The code is commented and there is user documentation too, plus a blog post provides a tutorial for its features, but at a glance, these are:

  • can read data from SQL queries and read/write data to/from CSV and GPX files

  • code to construct new data frames is simple (the code to read/write CSV files is 200 lines of Racket code, the code to read data from SQL is 70 lines)

  • different methods for selecting/filtering of a subset from a data frame, including an in-data-frame generator for use in for loops.

  • reference and update individual elements, these can be used for data cleanup (but there is room for improvement here)

  • Efficient row lookup for data series that are sorted

  • Interpolated value lookup for when there are large gaps between data samples.

  • Statistics (average, min, max, etc) based on math/statistics, including using sample weights, when data is collected at irregular intervals

  • Generating histograms of data, including using sample weights when data is collected at irregular intervals.

  • Line simplification and scatter plot simplification algorithms for when you want to plot several thousand data points in a reasonable amount of time.

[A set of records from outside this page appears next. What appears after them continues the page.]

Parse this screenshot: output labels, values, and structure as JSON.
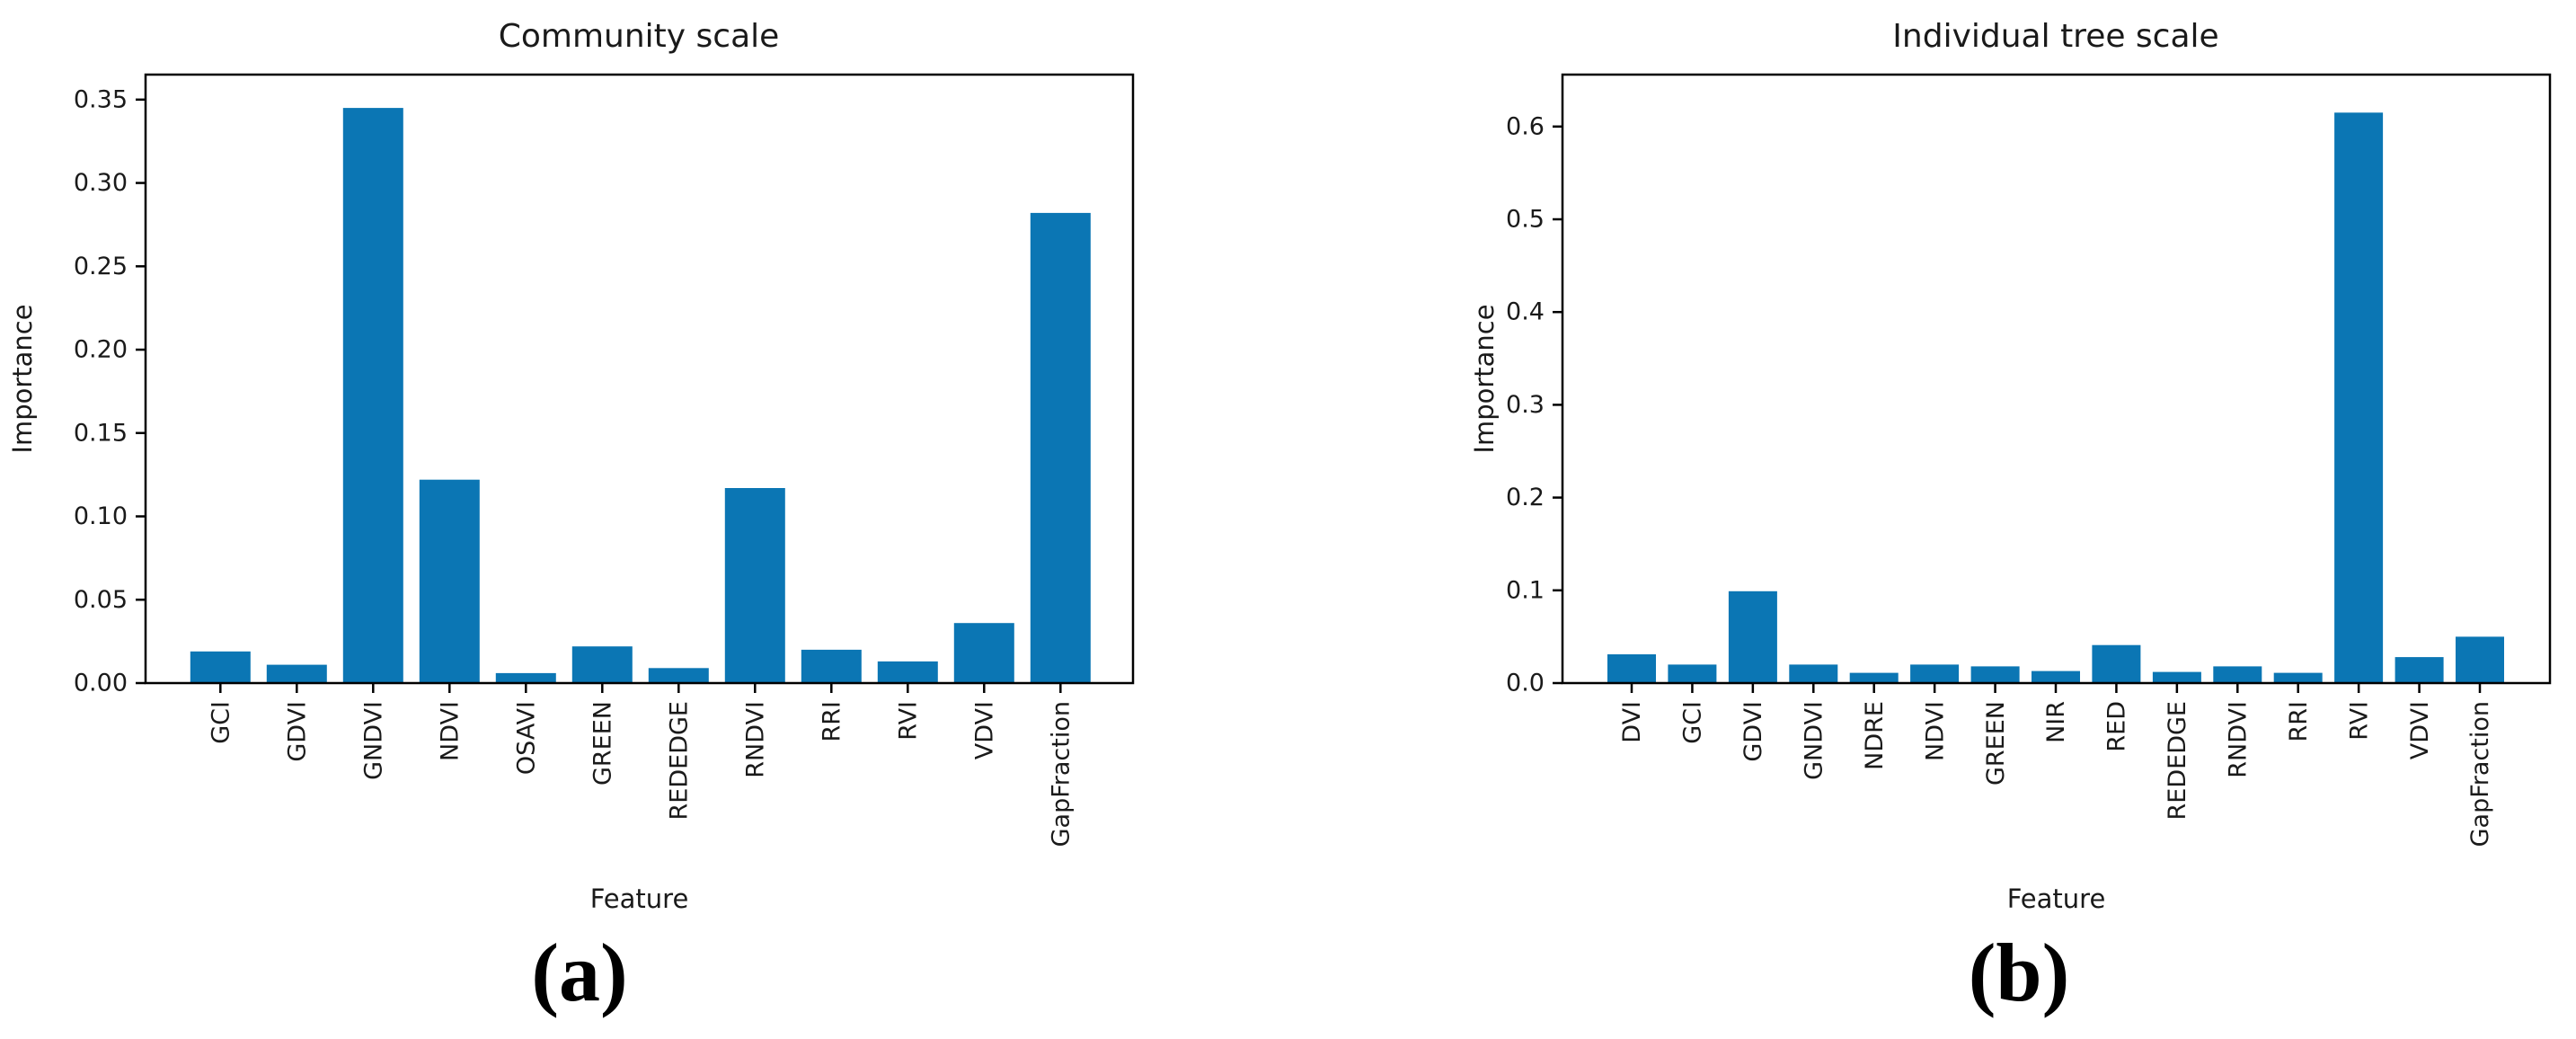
{
  "figure": {
    "captions": {
      "a": "(a)",
      "b": "(b)"
    }
  },
  "colors": {
    "bar": "#0b76b4",
    "axis": "#000000",
    "text": "#1a1a1a"
  },
  "chart_data": [
    {
      "type": "bar",
      "title": "Community scale",
      "xlabel": "Feature",
      "ylabel": "Importance",
      "categories": [
        "GCI",
        "GDVI",
        "GNDVI",
        "NDVI",
        "OSAVI",
        "GREEN",
        "REDEDGE",
        "RNDVI",
        "RRI",
        "RVI",
        "VDVI",
        "GapFraction"
      ],
      "values": [
        0.019,
        0.011,
        0.345,
        0.122,
        0.006,
        0.022,
        0.009,
        0.117,
        0.02,
        0.013,
        0.036,
        0.282
      ],
      "ylim": [
        0,
        0.365
      ],
      "yticks": [
        "0.00",
        "0.05",
        "0.10",
        "0.15",
        "0.20",
        "0.25",
        "0.30",
        "0.35"
      ],
      "grid": false,
      "legend": null,
      "caption": "(a)"
    },
    {
      "type": "bar",
      "title": "Individual tree scale",
      "xlabel": "Feature",
      "ylabel": "Importance",
      "categories": [
        "DVI",
        "GCI",
        "GDVI",
        "GNDVI",
        "NDRE",
        "NDVI",
        "GREEN",
        "NIR",
        "RED",
        "REDEDGE",
        "RNDVI",
        "RRI",
        "RVI",
        "VDVI",
        "GapFraction"
      ],
      "values": [
        0.031,
        0.02,
        0.099,
        0.02,
        0.011,
        0.02,
        0.018,
        0.013,
        0.041,
        0.012,
        0.018,
        0.011,
        0.615,
        0.028,
        0.05
      ],
      "ylim": [
        0,
        0.656
      ],
      "yticks": [
        "0.0",
        "0.1",
        "0.2",
        "0.3",
        "0.4",
        "0.5",
        "0.6"
      ],
      "grid": false,
      "legend": null,
      "caption": "(b)"
    }
  ]
}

  • Spline interpolation for when you want to plot a smooth line for data that sampled at big intervals

  • Least-Square fitting of data (polynomial, power and exponential) for when you want to draw a trend line on a scatter plot

There are a few other things for which there is a foundation, but no user API yet, for example the data-frame implementation supports efficient appending of elements to both ends, but there is no user API for that.